Approximately $ 2.1 billion will be deducted from the settlement for legal fees and legal fees.
Washington State Attorney General Bob Ferguson has said he will not join the deal.
"Theregulation is, to be blunt, not good enough for Washington, ”he said.
This state's lawsuit against drug distributors begins on 7 September and a January lawsuit is scheduled against J&J.
To receive full payment, the deal needs the support of at least 48 states, 98 % of local governments in dispute and 97% of jurisdictions that have yet to prosecute.
Choosing to participate only guarantees a state part of money.
The settlement provides for a base payment of up to $ 12.12 billion if all states agree to the deal, and an additional 10.7 billion billion in incentive payments based on
"Everyone has a common interest in obtaining a maximum stake in order to obtain a maximum amount of fundsfor nationwide reduction, ”said Joe Rice, a senior lawyer for local governments.
Local governments have up to 120 days to join.

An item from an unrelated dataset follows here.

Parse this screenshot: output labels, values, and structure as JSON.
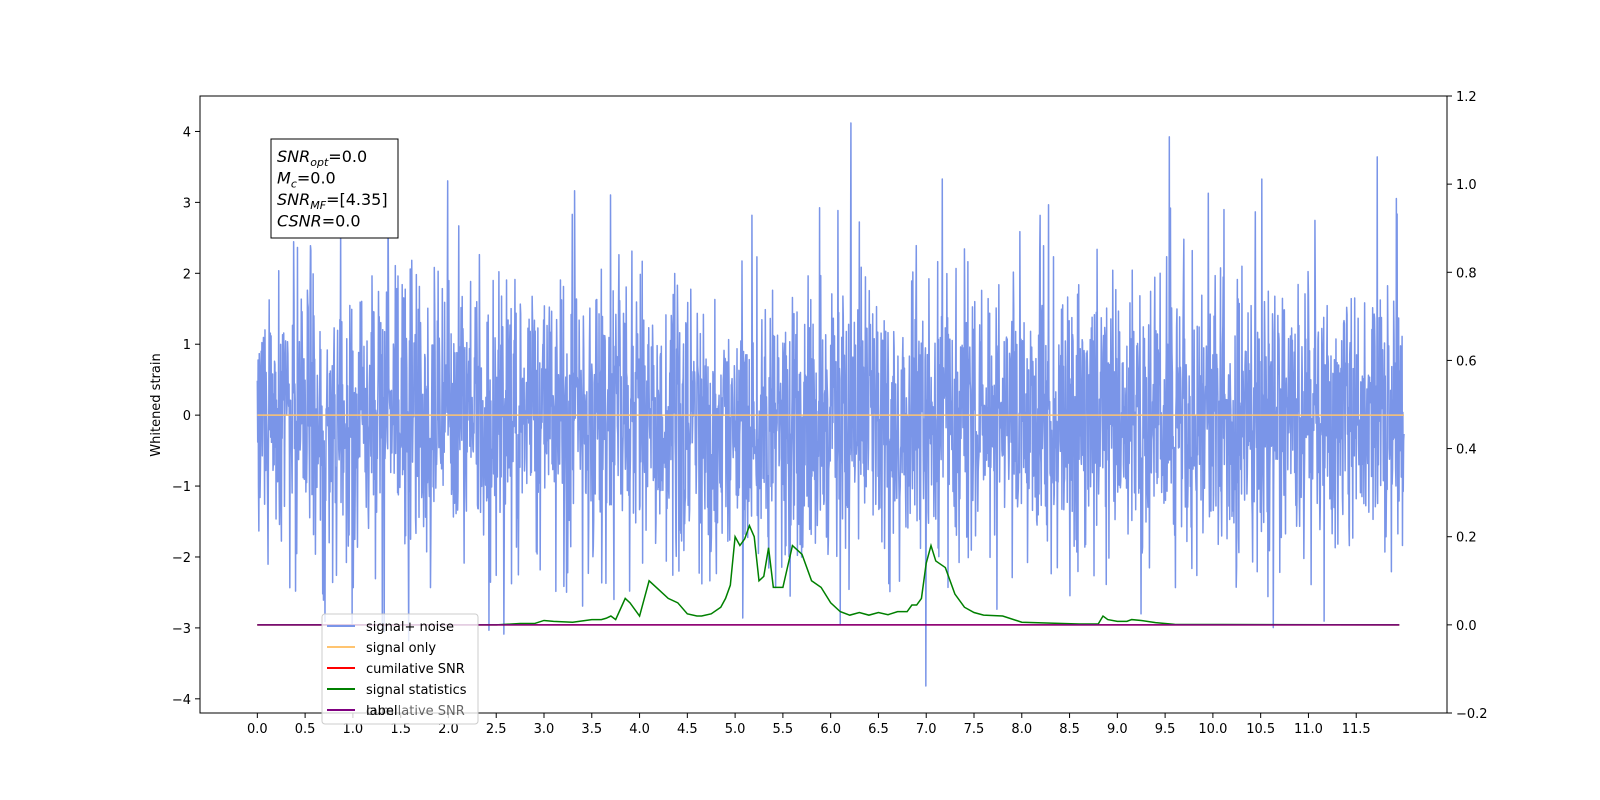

About half of the states have, in anticipation of the settlement, passed legislation or signed agreements with their localities governing how the settlement money will be distributed , according to Christine Minhee, who leads an opioid litigation monitoring project supported by a Soros Justice Fellowship from the Open Society Foundations.
The legislation does not not guarantee success. In Indiana, cities and counties representing more than half of the state's population withdrew after a law limited their reduction to 15%.
Hard-hit West Virginia already had soGeneral that he would not participate in the settlement.
Local state governments are pursuing legal action against the distributors.
New Hampshire, which has been deeply affected by the outbreak, has also not decided to join the deal, said James Boffetti, assistant state attorney general.
Meanwhile, the seizure showed no signs of abating. The US Centers for Disease Control and Prevention (CDC) said last week that provisional data showed 2020 to be a record year for all drug overdose deaths with 93,331, up 29% fr om a year earlier.
Although many deaths involve illicit heroin or fentanyl, not prescribed pain relievers, the most pPeople who have died have often turned to these narcotics after initially becoming dependent on preion opioids.
Meanwhile, Purdue Pharma, separately, will seek bankruptcy court approval in August for an agreement that the company, which manufactures the brand-name opioid pain reliever OxyContin, says is worth $ 10 billion, to settle state and local government claims.
Members of the multi-billionaire The Sackler family who own Purdue have agreed to contribute around 4, 3 $ bn in the plan.
The company and its owners are accused of having triggeredch the crisis , while denying wrongdoing.
In November 2020, Purdue pleaded guilty to three counts charge of violating a federal anti-kickback law, fraud in the United States and violation of the Food, Drug and Cosmetic Act.
L The plea deal included more than $ 8 billion in penalties that will go largely unpaid as the company is under bankruptcy protection.